Sweeting acknowledges that the criminal justice system has often “flown below the radar” when it comes to political traction. However, he also believes that the sheer scale of the current backlog is something that is starting to cut through with the public. “We are going to get to a point where the health emergency ends,” he explains, “but that won’t be the end of the emergency in the justice sector. It won’t make sense to talk about backlogs in health and education without also talking about backlogs in justice”.

What comes across most in our conversation is that this is a real problem with real impacts on the everyday lives of people up and down the country. It is easy for outsiders to see a court backlog simply as an administration problem, but where Sweeting becomes most animated and passionate is in describing the actual impact of the delays to cases on victims and witnesses.

He reminds us that, behind every one of the 52,000 delayed cases, there are real people with their lives on hold, often waiting years for a case to come to trial. He talks about the “sheer fatigue” caused by long delays and the impact that this has on the wellbeing and mental health of victims.

Sweeting is also convinced that this is not a crisis that will disappear with vaccinations and a return to normality. Indeed, he expects the government drive for 20,000 new police officers and 10,000 new prison places to lead to an increase in arrests, piling yet more pressure on a system that is already struggling to keep pace. Sweeting describes such initiatives as “widening the funnel”, but adds that “we haven’t seen any increase in the size of the funnel where it is narrowest”.

It is impossible to argue with the logic of his position. Without proper resourcing to widen that gateway, there will be a continuing backlog, more delays to justice, and no resolution for victims of crime.

There is actually a real positive about delivering justice swiftly because that encourages people to have confidence in the system

There is also a concern that this bottleneck may end up being presented by politicians as symptomatic of a system that is blocking, not facilitating, justice. “That drum is banged all the time,” he says. “That it's the courts and the lawyers that stand in the way of dealing with people effectively.”

Does he believe that such political attacks undermine public confidence in the justice system? Sweeting pauses, picking his words as carefully as one would expect of an experienced barrister.

“The activist lawyers’ badge has been applied by politicians in public speeches and on government media accounts. I think politicians have to be very careful about the idea that somehow their efforts are being frustrated by the lawyers”.

He does acknowledge however, that more could be done to build public confidence in other areas, particularly with those communities that may feel that the justice system has historically worked against, not for, them. “I think a lot of people will look at the legal system and say, ‘it's all stacked against me if I come from a certain background.’” He believes that significant progress is already being made on issues such as race and gender, but he is equally clear that work remains to be done. “There is no doubt that we need to make all of our institutions – politics, justice, the armed forces, and so on, look a lot more like the 21st century UK.”

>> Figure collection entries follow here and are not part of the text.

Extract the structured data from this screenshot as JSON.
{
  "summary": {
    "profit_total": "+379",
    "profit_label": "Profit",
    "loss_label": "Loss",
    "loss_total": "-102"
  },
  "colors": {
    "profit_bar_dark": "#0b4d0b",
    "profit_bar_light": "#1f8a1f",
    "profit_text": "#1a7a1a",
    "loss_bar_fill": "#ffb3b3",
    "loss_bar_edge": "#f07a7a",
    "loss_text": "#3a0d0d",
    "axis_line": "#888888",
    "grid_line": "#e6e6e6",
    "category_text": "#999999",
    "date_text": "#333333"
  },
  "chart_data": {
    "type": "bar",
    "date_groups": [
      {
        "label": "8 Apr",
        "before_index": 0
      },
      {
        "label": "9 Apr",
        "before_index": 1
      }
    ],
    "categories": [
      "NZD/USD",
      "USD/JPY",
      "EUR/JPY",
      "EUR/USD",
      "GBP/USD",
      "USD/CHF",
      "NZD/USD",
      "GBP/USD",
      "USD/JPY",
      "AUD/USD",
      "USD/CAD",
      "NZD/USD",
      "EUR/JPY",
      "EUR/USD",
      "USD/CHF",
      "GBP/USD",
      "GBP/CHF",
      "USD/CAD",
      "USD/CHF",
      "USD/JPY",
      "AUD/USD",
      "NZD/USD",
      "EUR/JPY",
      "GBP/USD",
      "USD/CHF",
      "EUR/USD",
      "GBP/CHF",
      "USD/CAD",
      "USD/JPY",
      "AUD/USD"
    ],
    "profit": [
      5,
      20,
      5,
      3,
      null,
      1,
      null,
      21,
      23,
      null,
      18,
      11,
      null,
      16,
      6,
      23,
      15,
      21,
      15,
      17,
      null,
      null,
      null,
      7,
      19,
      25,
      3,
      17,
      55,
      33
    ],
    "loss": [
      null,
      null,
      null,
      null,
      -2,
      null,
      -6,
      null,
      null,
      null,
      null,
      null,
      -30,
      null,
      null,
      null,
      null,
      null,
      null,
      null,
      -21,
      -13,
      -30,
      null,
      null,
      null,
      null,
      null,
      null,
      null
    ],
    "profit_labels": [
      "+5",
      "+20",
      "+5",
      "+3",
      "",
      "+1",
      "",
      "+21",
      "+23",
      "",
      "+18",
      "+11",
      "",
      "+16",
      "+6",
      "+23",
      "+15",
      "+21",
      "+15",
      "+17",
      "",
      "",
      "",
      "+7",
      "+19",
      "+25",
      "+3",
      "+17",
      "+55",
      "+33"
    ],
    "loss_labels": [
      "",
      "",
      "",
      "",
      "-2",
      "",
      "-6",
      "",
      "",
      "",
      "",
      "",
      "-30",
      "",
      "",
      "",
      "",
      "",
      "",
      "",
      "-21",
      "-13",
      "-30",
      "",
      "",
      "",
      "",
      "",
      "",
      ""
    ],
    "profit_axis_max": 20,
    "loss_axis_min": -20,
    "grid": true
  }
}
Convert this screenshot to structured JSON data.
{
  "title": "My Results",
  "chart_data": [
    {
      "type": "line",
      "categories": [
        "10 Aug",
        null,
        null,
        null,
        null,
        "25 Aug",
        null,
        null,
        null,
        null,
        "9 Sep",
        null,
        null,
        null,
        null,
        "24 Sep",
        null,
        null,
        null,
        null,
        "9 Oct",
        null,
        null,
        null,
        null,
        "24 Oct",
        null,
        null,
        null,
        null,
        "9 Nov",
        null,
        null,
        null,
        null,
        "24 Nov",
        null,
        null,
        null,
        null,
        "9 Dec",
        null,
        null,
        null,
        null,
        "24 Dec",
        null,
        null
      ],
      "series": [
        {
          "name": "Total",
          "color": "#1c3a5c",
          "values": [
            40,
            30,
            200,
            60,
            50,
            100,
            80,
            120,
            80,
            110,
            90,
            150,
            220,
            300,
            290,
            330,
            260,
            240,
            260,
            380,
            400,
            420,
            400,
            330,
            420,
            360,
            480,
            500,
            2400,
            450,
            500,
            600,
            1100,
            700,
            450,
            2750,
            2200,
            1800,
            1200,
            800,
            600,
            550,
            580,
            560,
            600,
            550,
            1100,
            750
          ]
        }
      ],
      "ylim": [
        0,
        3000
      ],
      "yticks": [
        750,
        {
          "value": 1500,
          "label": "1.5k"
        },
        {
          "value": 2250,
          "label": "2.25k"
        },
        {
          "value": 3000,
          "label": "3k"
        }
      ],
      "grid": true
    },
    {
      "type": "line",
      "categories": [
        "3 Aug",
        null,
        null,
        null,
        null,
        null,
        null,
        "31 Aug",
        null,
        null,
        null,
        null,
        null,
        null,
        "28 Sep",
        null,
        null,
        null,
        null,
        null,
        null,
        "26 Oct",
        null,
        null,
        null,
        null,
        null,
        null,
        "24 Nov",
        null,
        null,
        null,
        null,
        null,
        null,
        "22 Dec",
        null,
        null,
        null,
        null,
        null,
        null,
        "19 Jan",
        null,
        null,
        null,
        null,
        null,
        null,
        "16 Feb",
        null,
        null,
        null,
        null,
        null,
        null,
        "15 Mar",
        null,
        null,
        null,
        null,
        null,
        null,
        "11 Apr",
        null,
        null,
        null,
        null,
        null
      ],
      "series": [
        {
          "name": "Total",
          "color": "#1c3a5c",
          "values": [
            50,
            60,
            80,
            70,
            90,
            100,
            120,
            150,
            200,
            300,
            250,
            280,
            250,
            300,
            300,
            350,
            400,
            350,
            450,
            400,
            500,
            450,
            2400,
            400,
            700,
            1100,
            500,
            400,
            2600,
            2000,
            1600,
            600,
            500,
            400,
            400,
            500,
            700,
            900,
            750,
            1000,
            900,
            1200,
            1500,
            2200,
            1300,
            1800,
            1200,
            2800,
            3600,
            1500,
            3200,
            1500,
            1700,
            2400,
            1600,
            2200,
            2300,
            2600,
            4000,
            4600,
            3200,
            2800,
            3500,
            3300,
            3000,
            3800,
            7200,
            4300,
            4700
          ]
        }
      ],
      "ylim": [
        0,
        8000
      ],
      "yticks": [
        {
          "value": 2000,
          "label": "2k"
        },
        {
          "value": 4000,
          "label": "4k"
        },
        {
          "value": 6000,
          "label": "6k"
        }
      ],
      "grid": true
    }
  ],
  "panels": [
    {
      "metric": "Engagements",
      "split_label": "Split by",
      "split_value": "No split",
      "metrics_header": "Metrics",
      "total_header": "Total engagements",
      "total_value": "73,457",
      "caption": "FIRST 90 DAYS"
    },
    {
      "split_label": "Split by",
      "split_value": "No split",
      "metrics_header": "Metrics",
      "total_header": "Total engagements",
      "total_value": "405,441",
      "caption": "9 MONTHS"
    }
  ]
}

However, for Sweeting, the issue that will potentially erode public confidence the most is the continuing delays to justice caused by the backlog of cases. “There is actually a real positive about delivering justice swiftly because that encourages people to have confidence in the system,” he explains. “Swift justice and a functioning criminal justice system are a central part of social cohesion.”

Time and again in our discussion what comes to the fore is that, for all of the wigs and gowns, this is a profession very much in touch with the deepest problems of contemporary society.

Sweeting agrees: “The idea you can silo the justice system and take it out of its social setting is a big mistake. These things are worth investing in because in the end they save taxpayer money, and it is just better. We end up living in a better society.”